“CUBA, LAS AGUAS DEL DESTINO”
Escribe Ángel Gavidia
Jacques
Cousteau, el legendario caminante de las aguas del mundo, ancló ante nuestros
ojos en Cuba, la isla de “El viejo y el mar” de Hemingway y de “La historia me absolverá” de Castro.
Como salmón feliz, el viejo
explorador se zambulló en las aguas una y otra vez. Hurgó por los bosques de
corales, por esqueletos de viejísimos barcos que murieron, conversó con un
tiburón-ballena pletórico de atunes y hasta filosofó contagiado por la
profundidad “la vida parece haberse dado en este sitio cuidando
escrupulosamente la belleza”, dijo.
Pero Cousteau no es un pez, es un
anfibio y salió muchas veces a la tierra: metió su afilada nariz en los
cañaverales, las fábricas de puros, las ganaderías lecheras, la música del
trópico con güiros y tambores, y volvió otra vez a las aguas: los criaderos de
cocodrilos y langostas, las grandes trampas-jaula para peces; pretendió navegar
también en el río de la historia; pero
este hábil marino se mueve en él muy torpemente, a pesar de que las palabras al Jefe
de la Base Naval de Guantánamo
podrían hacer suponer lo contrario: “Sólo soy un buzo o mejor dicho un pez que
no comprende por qué esta división si el
mar es el mismo”.
Pero Jacques Cousteau vino a tomarle
el pulso a la tierra y al mar, al animal y al hombre, a la planta y al aire. El
pequeño detalle, el humo de la fábrica, el puro ausente en la indumentaria de
Fidel, la alegría del poblador cubano, la extraña fiesta aquella mitad
religiosa mitad pagana en la cual hacen
ronda a un árbol pidiéndole se cumpla algún deseo, en fin, el colegio de niños con clases de ruso o
inglés según la afición de cada quien…
Sin embargo, el sentirse popular y
ovacionado entre los adolescentes que sabían de él y de su barco “Calipso” es una cosa; otra, el diálogo tenso con Fidel Castro, el presidente de Cuba:
-¿Qué le hace creer que el camino que
Ud. ha elegido es el único capaz de llevar la felicidad a su pueblo?- preguntó el francés al cubano como quien le
lanza un arpón.
-Hemos superado la desnutrición, la
altísima mortalidad infantil y el analfabetismo. Pero yo soy el acusado. Pídale
al pueblo la respuesta- retrucó el Comandante.

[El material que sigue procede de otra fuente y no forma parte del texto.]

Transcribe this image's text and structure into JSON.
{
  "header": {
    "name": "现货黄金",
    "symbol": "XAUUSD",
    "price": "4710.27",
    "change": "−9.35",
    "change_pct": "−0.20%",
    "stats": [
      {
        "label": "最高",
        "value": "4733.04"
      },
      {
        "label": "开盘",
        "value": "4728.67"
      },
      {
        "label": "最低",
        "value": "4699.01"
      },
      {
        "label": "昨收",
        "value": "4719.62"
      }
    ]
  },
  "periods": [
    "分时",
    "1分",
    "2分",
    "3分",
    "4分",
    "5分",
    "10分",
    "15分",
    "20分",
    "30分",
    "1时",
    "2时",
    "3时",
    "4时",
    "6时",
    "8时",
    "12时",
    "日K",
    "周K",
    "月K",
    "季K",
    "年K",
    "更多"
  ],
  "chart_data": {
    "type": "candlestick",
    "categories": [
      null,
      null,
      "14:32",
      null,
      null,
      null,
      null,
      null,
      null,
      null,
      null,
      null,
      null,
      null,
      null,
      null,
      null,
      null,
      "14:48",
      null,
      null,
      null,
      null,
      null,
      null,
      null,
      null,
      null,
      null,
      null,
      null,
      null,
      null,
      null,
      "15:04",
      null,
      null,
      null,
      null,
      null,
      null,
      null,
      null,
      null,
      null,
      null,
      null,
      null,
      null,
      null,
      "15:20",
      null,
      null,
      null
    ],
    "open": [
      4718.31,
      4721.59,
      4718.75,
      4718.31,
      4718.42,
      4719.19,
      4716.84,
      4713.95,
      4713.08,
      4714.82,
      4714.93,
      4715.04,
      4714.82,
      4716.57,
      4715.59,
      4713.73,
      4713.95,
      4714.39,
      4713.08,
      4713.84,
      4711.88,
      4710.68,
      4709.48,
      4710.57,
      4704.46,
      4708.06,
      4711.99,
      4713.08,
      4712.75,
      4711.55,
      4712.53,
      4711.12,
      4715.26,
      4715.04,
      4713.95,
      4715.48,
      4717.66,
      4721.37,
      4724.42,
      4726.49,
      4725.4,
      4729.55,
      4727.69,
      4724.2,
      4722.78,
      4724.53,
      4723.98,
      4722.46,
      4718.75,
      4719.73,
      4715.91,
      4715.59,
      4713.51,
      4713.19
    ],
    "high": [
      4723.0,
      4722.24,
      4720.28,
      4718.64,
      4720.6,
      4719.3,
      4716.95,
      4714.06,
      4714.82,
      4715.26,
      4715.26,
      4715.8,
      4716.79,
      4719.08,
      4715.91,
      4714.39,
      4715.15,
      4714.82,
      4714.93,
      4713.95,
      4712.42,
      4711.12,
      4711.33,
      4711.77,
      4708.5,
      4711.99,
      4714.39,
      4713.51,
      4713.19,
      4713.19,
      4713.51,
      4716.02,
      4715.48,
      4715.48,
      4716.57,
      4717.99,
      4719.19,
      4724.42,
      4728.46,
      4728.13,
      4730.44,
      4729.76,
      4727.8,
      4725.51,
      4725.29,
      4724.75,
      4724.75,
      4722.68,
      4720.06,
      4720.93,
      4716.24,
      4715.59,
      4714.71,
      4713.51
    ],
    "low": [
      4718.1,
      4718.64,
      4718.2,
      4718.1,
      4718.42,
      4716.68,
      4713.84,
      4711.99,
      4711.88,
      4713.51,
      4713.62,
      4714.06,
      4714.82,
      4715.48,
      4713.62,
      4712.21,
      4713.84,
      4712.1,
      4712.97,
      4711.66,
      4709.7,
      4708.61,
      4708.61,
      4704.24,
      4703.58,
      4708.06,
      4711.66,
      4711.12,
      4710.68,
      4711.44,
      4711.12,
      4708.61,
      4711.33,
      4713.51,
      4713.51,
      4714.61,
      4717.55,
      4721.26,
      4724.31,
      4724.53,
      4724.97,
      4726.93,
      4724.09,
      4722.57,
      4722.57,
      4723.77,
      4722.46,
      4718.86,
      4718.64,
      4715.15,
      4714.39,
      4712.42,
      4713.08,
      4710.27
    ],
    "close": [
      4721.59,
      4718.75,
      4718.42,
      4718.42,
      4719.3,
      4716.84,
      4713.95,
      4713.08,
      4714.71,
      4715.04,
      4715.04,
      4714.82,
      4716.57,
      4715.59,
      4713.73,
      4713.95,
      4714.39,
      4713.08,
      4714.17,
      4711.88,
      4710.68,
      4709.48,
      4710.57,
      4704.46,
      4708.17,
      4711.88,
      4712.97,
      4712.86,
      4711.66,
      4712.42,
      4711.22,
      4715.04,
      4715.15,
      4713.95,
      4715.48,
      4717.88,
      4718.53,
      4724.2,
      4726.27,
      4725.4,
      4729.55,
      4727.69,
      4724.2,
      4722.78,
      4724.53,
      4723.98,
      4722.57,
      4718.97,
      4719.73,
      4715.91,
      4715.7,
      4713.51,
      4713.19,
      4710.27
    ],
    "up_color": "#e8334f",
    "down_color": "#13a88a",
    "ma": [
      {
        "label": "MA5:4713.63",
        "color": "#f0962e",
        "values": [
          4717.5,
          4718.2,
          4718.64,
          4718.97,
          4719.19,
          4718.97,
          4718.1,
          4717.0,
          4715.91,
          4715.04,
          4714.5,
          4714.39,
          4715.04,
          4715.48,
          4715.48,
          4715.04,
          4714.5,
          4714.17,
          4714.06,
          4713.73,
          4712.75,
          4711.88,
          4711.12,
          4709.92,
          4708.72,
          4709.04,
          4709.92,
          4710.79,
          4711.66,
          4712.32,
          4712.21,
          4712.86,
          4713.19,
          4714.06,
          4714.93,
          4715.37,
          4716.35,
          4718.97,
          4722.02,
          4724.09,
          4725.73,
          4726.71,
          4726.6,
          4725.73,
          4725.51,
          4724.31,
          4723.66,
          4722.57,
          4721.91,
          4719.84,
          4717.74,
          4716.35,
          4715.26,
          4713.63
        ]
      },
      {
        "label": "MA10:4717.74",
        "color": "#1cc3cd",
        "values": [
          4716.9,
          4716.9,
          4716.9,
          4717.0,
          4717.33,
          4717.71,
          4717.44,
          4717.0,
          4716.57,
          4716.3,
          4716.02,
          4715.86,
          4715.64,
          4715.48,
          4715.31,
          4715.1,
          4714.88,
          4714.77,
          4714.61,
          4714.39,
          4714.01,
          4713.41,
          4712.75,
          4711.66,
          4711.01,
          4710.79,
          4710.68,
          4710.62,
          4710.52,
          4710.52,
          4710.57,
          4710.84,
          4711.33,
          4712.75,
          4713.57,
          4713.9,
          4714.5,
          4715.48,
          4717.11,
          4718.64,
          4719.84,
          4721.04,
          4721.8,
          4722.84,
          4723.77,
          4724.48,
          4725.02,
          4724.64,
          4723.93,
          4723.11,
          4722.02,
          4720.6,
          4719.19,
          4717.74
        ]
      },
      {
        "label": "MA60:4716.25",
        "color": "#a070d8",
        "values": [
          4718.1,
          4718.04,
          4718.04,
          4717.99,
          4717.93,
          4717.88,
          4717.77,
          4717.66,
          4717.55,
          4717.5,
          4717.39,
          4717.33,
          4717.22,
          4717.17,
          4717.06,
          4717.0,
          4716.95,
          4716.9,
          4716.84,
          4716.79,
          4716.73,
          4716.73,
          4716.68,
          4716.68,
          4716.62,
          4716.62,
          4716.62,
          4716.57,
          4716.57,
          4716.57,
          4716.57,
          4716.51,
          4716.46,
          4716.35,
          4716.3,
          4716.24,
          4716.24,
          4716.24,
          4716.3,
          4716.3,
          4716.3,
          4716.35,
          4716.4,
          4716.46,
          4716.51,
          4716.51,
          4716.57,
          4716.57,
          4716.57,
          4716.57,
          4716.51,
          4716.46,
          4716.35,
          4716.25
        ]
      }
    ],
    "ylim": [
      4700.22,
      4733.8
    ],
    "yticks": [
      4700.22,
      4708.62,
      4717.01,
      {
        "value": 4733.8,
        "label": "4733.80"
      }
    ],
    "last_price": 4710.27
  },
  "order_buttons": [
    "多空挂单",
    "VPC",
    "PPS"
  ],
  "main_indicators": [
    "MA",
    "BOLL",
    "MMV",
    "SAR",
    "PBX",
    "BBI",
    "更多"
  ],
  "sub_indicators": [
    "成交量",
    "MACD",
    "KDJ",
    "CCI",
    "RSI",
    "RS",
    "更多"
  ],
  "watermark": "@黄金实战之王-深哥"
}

El oceanógrafo francés, tras
reconocer lo cuidado del mar isleño, preguntó sobre especies en extinción.
-Encontramos dos - dijo Fidel
remontándose a 1954-: El manatí y el
cocodrilo. La revolución los protegió y
ahora el peligro ha pasado.
Cousteau preguntó entonces por el uso de la fuerza en defensa de la
ecología.-Más que la fuerza –contestó el
presidente cubano- la persuasión, la concientización. Esta tierra es de todos y
hay que cuidarla.
La base naval que mantiene Estados
Unidos en territorio cubano, de acuerdo a un antiguo tratado que la Revolución
desconoció, caldeó el diálogo aún más.
Dijo Castro que consideraba una humillación al pueblo de Cuba la
presencia militar norteamericana en
Guantánamo. “No puede ser una humillación –replicó el visitante- es más bien
una respuesta a la ayuda militar soviética”. Castro respondió con dolor y
vehemencia. El viejo Jacques, como haciendo un golpe de timón, comentó sobre la
estatuilla de una vaca lechera que pacía indiferente entre los papeles del
escritorio de Fidel. “Tenemos el record mundial –dijo el Comandante—.Valdría la
pena hacer una estatua más grande a esta vaca que alimenta a los niños y a los
viejos de Cuba”. El explorador sonrió. El líder socialista siguió con el ceño
fruncido.
No sé
porqué Jacques Cousteau tituló a esta parte de un larga serie de
exploraciones “Cuba, las aguas del destino”. Ignoro igualmente la circunstancia
que me llevó a la televisión a esa hora. Reparo, sin embargo, desde la soledad de mi escritorio, que está
muy cerca el aniversario de la Revolución Cubana, y que mis sueños, muchas veces, tuvieron por
destino no las aguas pero sí las calles de la Habana.